Mitochondria morphology varies according to cell type and cellular context from an interconnected filamentous network to isolated dots. This morphological plasticity depends on mitochondrial dynamics, a balance between antagonistic forces of fission and fusion. DRP1 and FIS1 control mitochondria outer membrane fission and mitofusins its fusion. Our team has identified one of the few known actors of inner membrane dynamics, OPA1, which mutations provoke an optic neuropathy (type 1 Dominant Optic Atrophy, ADOA-1).

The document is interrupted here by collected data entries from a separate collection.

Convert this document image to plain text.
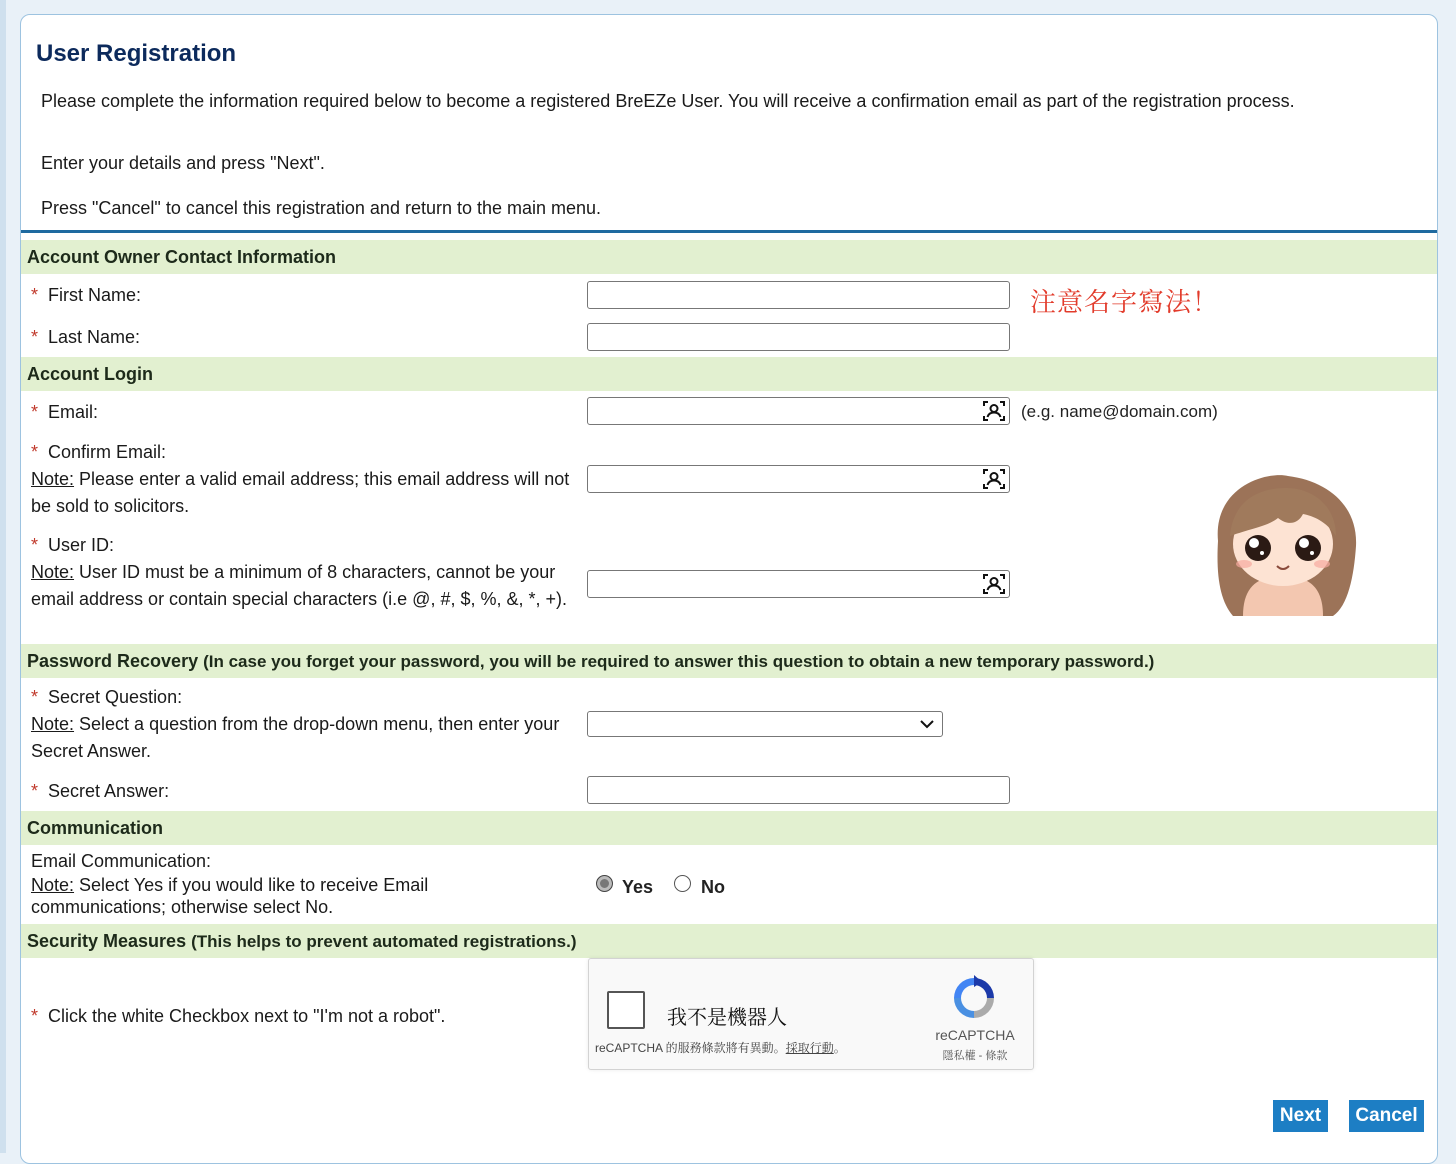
User Registration
Please complete the information required below to become a registered BreEZe User. You will receive a confirmation email as part of the registration process.
Enter your details and press "Next".
Press "Cancel" to cancel this registration and return to the main menu.
Account Owner Contact Information
* First Name:	注意名字寫法！
* Last Name:
Account Login
* Email:	(e.g. name@domain.com)
* Confirm Email:
Note: Please enter a valid email address; this email address will not be sold to solicitors.
* User ID:
Note: User ID must be a minimum of 8 characters, cannot be your email address or contain special characters (i.e @, #, $, %, &, *, +).
Password Recovery (In case you forget your password, you will be required to answer this question to obtain a new temporary password.)
* Secret Question:
Note: Select a question from the drop-down menu, then enter your Secret Answer.
* Secret Answer:
Communication
Email Communication:
Note: Select Yes if you would like to receive Email communications; otherwise select No.
Yes	No
Security Measures (This helps to prevent automated registrations.)
* Click the white Checkbox next to "I'm not a robot".	我不是機器人
reCAPTCHA 的服務條款將有異動。採取行動。
reCAPTCHA
隱私權 - 條款
Next	Cancel
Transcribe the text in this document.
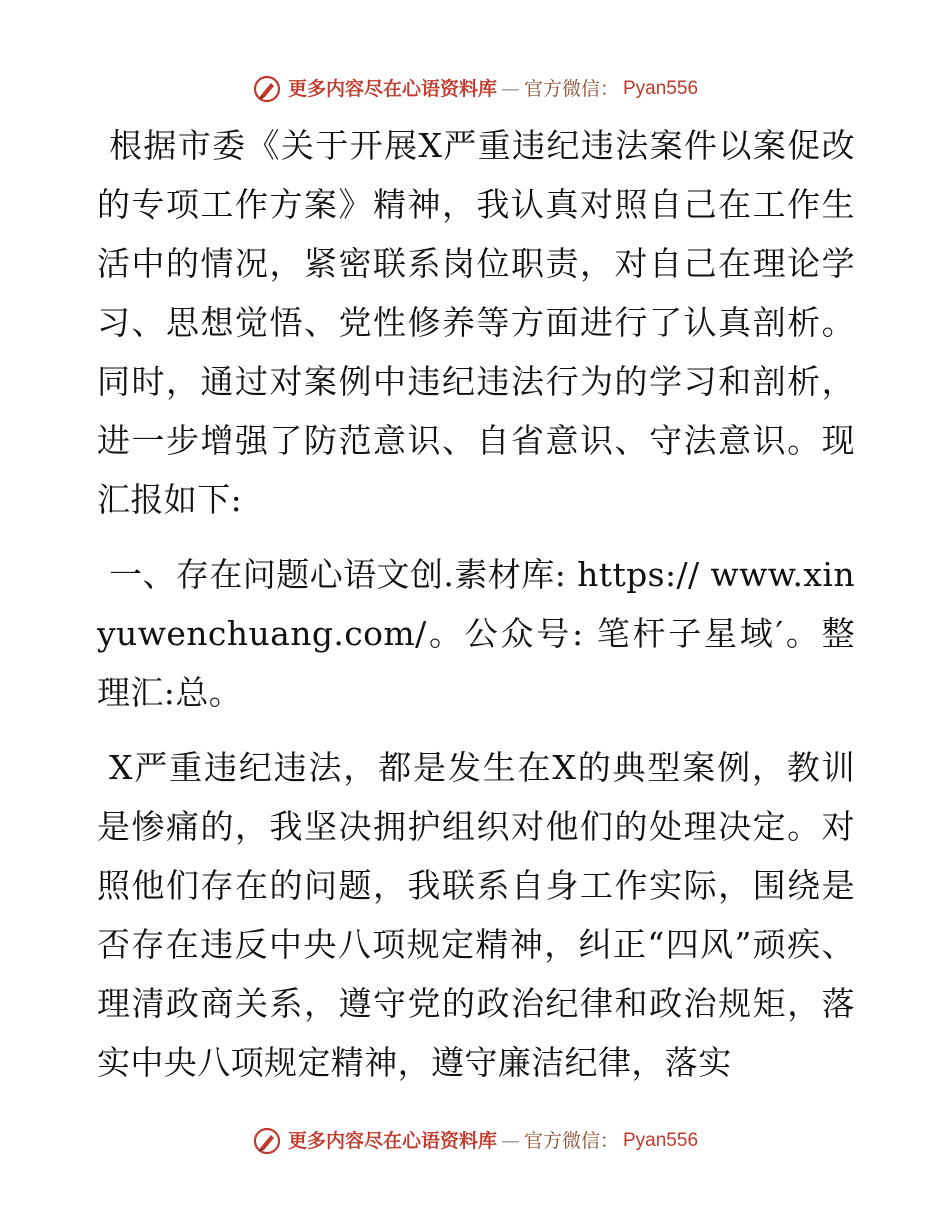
更多内容尽在心语资料库 — 官方微信： Pyan556

根据市委《关于开展X严重违纪违法案件以案促改的专项工作方案》精神，我认真对照自己在工作生活中的情况，紧密联系岗位职责，对自己在理论学习、思想觉悟、党性修养等方面进行了认真剖析。同时，通过对案例中违纪违法行为的学习和剖析，进一步增强了防范意识、自省意识、守法意识。现汇报如下:

一、存在问题心语文创.素材库: https:// www.xinyuwenchuang.com/。公众号: 笔杆子星域′。整理汇:总。

X严重违纪违法，都是发生在X的典型案例，教训是惨痛的，我坚决拥护组织对他们的处理决定。对照他们存在的问题，我联系自身工作实际，围绕是否存在违反中央八项规定精神，纠正“四风”顽疾、理清政商关系，遵守党的政治纪律和政治规矩，落实中央八项规定精神，遵守廉洁纪律，落实

更多内容尽在心语资料库 — 官方微信： Pyan556
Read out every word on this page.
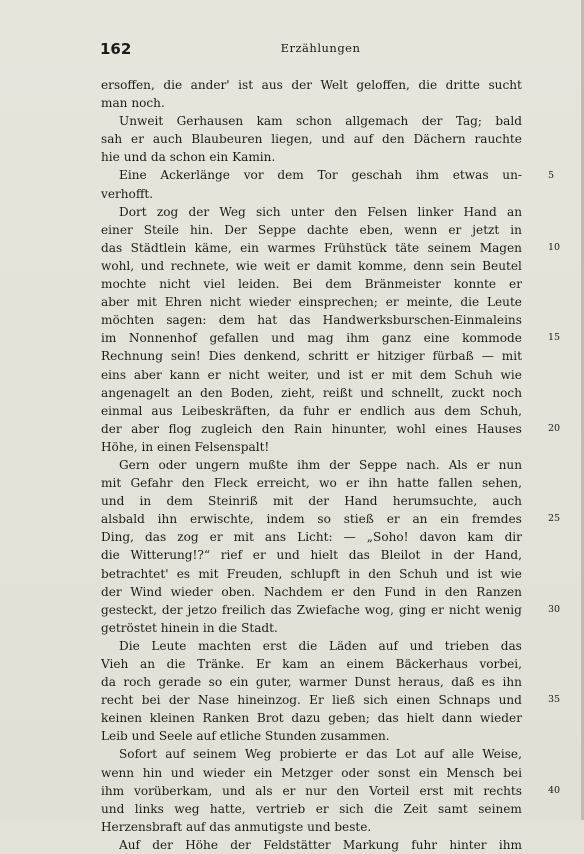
162	Erzählungen
ersoffen, die ander' ist aus der Welt geloffen, die dritte sucht
man noch.
Unweit Gerhausen kam schon allgemach der Tag; bald
sah er auch Blaubeuren liegen, und auf den Dächern rauchte
hie und da schon ein Kamin.
Eine Ackerlänge vor dem Tor geschah ihm etwas un-
verhofft.
Dort zog der Weg sich unter den Felsen linker Hand an
einer Steile hin. Der Seppe dachte eben, wenn er jetzt in
das Städtlein käme, ein warmes Frühstück täte seinem Magen
wohl, und rechnete, wie weit er damit komme, denn sein Beutel
mochte nicht viel leiden. Bei dem Bränmeister konnte er
aber mit Ehren nicht wieder einsprechen; er meinte, die Leute
möchten sagen: dem hat das Handwerksburschen-Einmaleins
im Nonnenhof gefallen und mag ihm ganz eine kommode
Rechnung sein! Dies denkend, schritt er hitziger fürbaß — mit
eins aber kann er nicht weiter, und ist er mit dem Schuh wie
angenagelt an den Boden, zieht, reißt und schnellt, zuckt noch
einmal aus Leibeskräften, da fuhr er endlich aus dem Schuh,
der aber flog zugleich den Rain hinunter, wohl eines Hauses
Höhe, in einen Felsenspalt!
Gern oder ungern mußte ihm der Seppe nach. Als er nun
mit Gefahr den Fleck erreicht, wo er ihn hatte fallen sehen,
und in dem Steinriß mit der Hand herumsuchte, auch
alsbald ihn erwischte, indem so stieß er an ein fremdes
Ding, das zog er mit ans Licht: — „Soho! davon kam dir
die Witterung!?“ rief er und hielt das Bleilot in der Hand,
betrachtet' es mit Freuden, schlupft in den Schuh und ist wie
der Wind wieder oben. Nachdem er den Fund in den Ranzen
gesteckt, der jetzo freilich das Zwiefache wog, ging er nicht wenig
getröstet hinein in die Stadt.
Die Leute machten erst die Läden auf und trieben das
Vieh an die Tränke. Er kam an einem Bäckerhaus vorbei,
da roch gerade so ein guter, warmer Dunst heraus, daß es ihn
recht bei der Nase hineinzog. Er ließ sich einen Schnaps und
keinen kleinen Ranken Brot dazu geben; das hielt dann wieder
Leib und Seele auf etliche Stunden zusammen.
Sofort auf seinem Weg probierte er das Lot auf alle Weise,
wenn hin und wieder ein Metzger oder sonst ein Mensch bei
ihm vorüberkam, und als er nur den Vorteil erst mit rechts
und links weg hatte, vertrieb er sich die Zeit samt seinem
Herzensbraft auf das anmutigste und beste.
Auf der Höhe der Feldstätter Markung fuhr hinter ihm
5
10
15
20
25
30
35
40
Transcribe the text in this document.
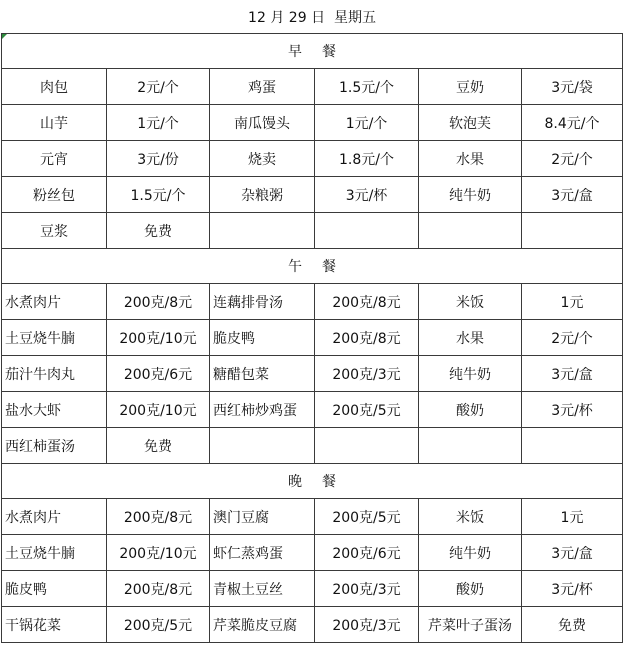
12 月 29 日 星期五					
早 餐					
肉包	2元/个	鸡蛋	1.5元/个	豆奶	3元/袋
山芋	1元/个	南瓜馒头	1元/个	软泡芙	8.4元/个
元宵	3元/份	烧卖	1.8元/个	水果	2元/个
粉丝包	1.5元/个	杂粮粥	3元/杯	纯牛奶	3元/盒
豆浆	免费				
午 餐					
水煮肉片	200克/8元	连藕排骨汤	200克/8元	米饭	1元
土豆烧牛腩	200克/10元	脆皮鸭	200克/8元	水果	2元/个
茄汁牛肉丸	200克/6元	糖醋包菜	200克/3元	纯牛奶	3元/盒
盐水大虾	200克/10元	西红柿炒鸡蛋	200克/5元	酸奶	3元/杯
西红柿蛋汤	免费				
晚 餐					
水煮肉片	200克/8元	澳门豆腐	200克/5元	米饭	1元
土豆烧牛腩	200克/10元	虾仁蒸鸡蛋	200克/6元	纯牛奶	3元/盒
脆皮鸭	200克/8元	青椒土豆丝	200克/3元	酸奶	3元/杯
干锅花菜	200克/5元	芹菜脆皮豆腐	200克/3元	芹菜叶子蛋汤	免费
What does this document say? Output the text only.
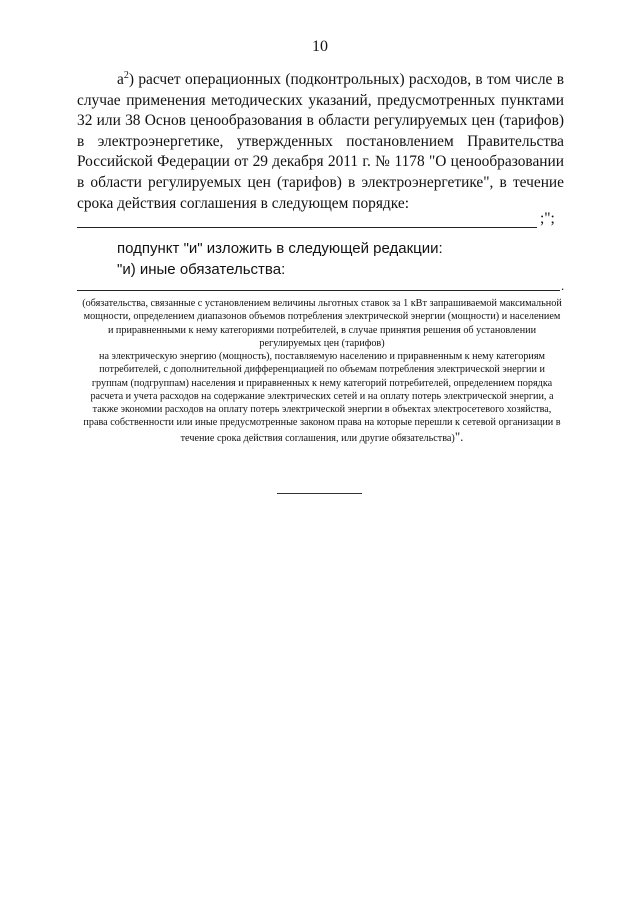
10

$а^2$) расчет операционных (подконтрольных) расходов, в том числе в случае применения методических указаний, предусмотренных пунктами 32 или 38 Основ ценообразования в области регулируемых цен (тарифов) в электроэнергетике, утвержденных постановлением Правительства Российской Федерации от 29 декабря 2011 г. № 1178 "О ценообразовании в области регулируемых цен (тарифов) в электроэнергетике", в течение срока действия соглашения в следующем порядке:

;";
подпункт "и" изложить в следующей редакции:
"и) иные обязательства:
.

(обязательства, связанные с установлением величины льготных ставок за 1 кВт запрашиваемой максимальной мощности, определением диапазонов объемов потребления электрической энергии (мощности) и населением и приравненными к нему категориями потребителей, в случае принятия решения об установлении регулируемых цен (тарифов)

на электрическую энергию (мощность), поставляемую населению и приравненным к нему категориям потребителей, с дополнительной дифференциацией по объемам потребления электрической энергии и группам (подгруппам) населения и приравненных к нему категорий потребителей, определением порядка расчета и учета расходов на содержание электрических сетей и на оплату потерь электрической энергии, а также экономии расходов на оплату потерь электрической энергии в объектах электросетевого хозяйства, права собственности или иные предусмотренные законом права на которые перешли к сетевой организации в течение срока действия соглашения, или другие обязательства)".
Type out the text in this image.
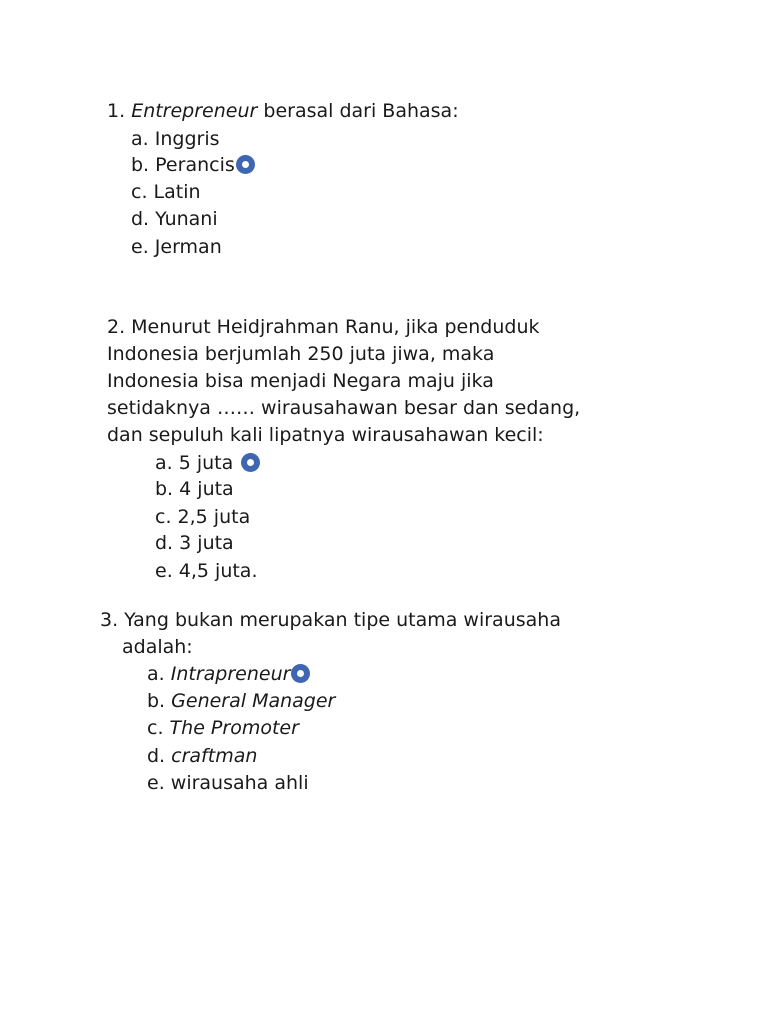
1. Entrepreneur berasal dari Bahasa:
a. Inggris
b. Perancis
c. Latin
d. Yunani
e. Jerman
2. Menurut Heidjrahman Ranu, jika penduduk
Indonesia berjumlah 250 juta jiwa, maka
Indonesia bisa menjadi Negara maju jika
setidaknya …… wirausahawan besar dan sedang,
dan sepuluh kali lipatnya wirausahawan kecil:
a. 5 juta
b. 4 juta
c. 2,5 juta
d. 3 juta
e. 4,5 juta.
3. Yang bukan merupakan tipe utama wirausaha
adalah:
a. Intrapreneur
b. General Manager
c. The Promoter
d. craftman
e. wirausaha ahli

During the last 5 years we focused our work on the molecular and functional characterization of OPA1 and of its yeast homologue Msp1, as well as on the pathophysiological mechanisms leading to ADOA-1. Mitochondrial dynamics influences the main functions of the organelle (respiration, calcium homeostasis, ROS production, apoptosis) and its distribution. Consequently, this phenomenon is due to play a major role in neurons because of their highly specialized nature and architecture as well as their plasticity during development and adulthood. A definite proof of the major role of mitochondrial dynamics in the nervous system came from the discovery that mutations in key actors of this process are responsible for neurodegenerative disorders.
While pursuing our investigations on the influence of mitochondrial dynamics, and of OPA1, on neurodegeneration, we start now to study the impact of mitochondrial dynamics on the functions and plasticity of mature and developing neurons.